Yani Peygamber (s.a.a)’in buyurduğuna göre ve Nisa suresinin şu ayeti gereği Ali (a.s)’ın düşmanı münafıktır:
“Şüphesiz ki münafıklar, cehennemin en alt katındadırlar. Onlara asla bir yardımcı bulamazsın.”[12]
O halde Hz. Ali (a.s)’ın düşmanı cehennemin en alt katında olacaktır. Bu ayet gereğince münafıkların azabı kafirlerin azabından daha şiddetlidir.
Muteber kitaplarınızda yer aldığı üzere Peygamber (s.a.a) şöyle buyurmuştur:
“Ali’ye buğz eden bana buğz etmiştir, bana buğz eden ise Allah-u Teala’ya buğz etmiştir.”
Bu tür rivayetler o kadar çoktur ki manevi tevatür derecesine ulaşmıştır.
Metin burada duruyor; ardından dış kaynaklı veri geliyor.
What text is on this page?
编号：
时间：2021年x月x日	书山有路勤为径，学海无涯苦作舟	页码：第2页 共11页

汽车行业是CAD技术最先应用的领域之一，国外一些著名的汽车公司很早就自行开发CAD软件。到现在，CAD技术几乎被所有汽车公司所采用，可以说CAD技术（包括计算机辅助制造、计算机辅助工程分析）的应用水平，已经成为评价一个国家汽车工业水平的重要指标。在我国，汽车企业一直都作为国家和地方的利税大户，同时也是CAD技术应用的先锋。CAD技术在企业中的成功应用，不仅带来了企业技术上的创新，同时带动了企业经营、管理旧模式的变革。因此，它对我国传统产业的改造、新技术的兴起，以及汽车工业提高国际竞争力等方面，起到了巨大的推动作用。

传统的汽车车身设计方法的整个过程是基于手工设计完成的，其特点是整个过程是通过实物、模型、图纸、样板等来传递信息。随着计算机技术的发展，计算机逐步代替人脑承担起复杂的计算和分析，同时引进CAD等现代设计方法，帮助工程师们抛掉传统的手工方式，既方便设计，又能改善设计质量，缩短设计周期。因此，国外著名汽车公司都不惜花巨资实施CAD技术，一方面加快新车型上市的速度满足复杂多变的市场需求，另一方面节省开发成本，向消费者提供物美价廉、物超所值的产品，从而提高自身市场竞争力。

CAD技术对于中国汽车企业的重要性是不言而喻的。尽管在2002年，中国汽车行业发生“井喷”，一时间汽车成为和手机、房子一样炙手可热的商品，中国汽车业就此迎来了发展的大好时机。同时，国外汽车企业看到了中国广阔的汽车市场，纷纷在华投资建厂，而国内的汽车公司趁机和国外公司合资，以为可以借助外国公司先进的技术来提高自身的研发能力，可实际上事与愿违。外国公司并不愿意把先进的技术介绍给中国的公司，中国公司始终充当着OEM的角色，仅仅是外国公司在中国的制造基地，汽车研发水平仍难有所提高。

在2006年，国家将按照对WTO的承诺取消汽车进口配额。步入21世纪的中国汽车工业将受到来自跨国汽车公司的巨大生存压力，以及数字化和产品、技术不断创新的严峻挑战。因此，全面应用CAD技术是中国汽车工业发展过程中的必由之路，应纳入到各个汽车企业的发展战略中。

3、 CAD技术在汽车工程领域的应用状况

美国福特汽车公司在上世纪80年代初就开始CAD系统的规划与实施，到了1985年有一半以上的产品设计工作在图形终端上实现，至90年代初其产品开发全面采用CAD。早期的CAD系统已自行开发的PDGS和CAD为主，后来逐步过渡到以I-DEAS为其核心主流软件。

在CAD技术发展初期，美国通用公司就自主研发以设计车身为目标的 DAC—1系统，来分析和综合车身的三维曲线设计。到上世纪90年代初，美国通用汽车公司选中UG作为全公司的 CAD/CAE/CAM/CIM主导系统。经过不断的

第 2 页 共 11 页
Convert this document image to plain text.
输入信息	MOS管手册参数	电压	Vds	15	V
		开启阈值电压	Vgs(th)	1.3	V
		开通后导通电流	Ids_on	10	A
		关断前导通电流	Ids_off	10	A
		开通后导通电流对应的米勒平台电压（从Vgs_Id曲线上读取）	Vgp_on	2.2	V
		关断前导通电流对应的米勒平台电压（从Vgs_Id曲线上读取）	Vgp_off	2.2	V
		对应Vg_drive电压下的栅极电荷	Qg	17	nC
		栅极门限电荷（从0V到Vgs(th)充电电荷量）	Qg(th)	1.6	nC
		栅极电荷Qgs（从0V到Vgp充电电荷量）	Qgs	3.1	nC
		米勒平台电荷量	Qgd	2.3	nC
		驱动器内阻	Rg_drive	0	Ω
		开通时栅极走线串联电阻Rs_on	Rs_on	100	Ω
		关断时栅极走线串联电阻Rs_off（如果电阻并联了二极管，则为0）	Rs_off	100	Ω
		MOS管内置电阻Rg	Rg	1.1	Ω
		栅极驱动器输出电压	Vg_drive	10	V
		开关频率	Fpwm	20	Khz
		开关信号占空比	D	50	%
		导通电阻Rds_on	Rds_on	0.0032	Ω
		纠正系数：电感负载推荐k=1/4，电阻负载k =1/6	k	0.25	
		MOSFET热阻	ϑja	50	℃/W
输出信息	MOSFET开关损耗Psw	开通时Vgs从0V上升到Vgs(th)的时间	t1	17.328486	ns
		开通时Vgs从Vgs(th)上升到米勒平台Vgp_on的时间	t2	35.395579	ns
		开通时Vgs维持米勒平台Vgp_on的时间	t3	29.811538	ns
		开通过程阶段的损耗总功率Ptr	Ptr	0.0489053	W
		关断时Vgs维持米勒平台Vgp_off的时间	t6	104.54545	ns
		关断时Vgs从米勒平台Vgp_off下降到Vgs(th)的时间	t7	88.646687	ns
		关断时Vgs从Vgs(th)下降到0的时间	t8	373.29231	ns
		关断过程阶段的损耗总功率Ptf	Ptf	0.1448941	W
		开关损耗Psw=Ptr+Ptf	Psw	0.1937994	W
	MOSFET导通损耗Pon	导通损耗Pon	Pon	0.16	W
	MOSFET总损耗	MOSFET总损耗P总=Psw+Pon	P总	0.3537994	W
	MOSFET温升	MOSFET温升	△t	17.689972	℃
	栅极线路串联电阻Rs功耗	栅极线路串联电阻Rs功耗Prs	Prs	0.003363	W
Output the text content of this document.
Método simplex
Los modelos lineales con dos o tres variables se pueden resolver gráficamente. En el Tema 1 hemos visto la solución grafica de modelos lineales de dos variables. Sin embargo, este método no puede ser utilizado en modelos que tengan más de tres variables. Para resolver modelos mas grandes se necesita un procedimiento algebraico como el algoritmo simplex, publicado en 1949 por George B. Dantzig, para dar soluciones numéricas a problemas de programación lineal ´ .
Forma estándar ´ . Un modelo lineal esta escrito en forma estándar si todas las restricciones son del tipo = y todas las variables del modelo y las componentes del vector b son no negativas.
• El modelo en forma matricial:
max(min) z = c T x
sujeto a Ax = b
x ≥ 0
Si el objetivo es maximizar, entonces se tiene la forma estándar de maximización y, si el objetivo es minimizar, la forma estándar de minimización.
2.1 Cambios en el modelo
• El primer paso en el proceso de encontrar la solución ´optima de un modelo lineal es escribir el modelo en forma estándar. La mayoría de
Şeyh: Sizin gibi birine, ashaba dil uzatmak yakışır mı? Halbuki Allah-u Teala birçok ayette onları övmüş, müjdelemiş, bağışlamış ve hoşnut olduğunu bildirmiştir. Müminlerin dayısı Muaviye de değerli ashaptandır. Dolayısıyla bu ayetlere muhataptır. Sahabeye ihanet, Peygamber’e ve Allah’a ihanet değil midir?
Hz. Peygamber’in Ashabı Arasında İyi ve Kötü İnsanlar Çoktu
Davetçi: Unutmadıysanız önceki geceler sahabe konusunu sizler için açıkladım. Şimdi de cevapsız kalmasın diye kısa olarak arz edeyim. Hiç kimse sahabeyi metheden ayetleri inkar etmemektedir. Ama sahabe kavramına dikkat edecek olursanız, sahabeyi metheden ayetlerin genel bir anlam ifade etmediğini görürsünüz. Bu ayetler ışığında bütün ashabı temiz, adil, kötülüklerden münezzeh, günah ve irtidattan uzak sayamayız.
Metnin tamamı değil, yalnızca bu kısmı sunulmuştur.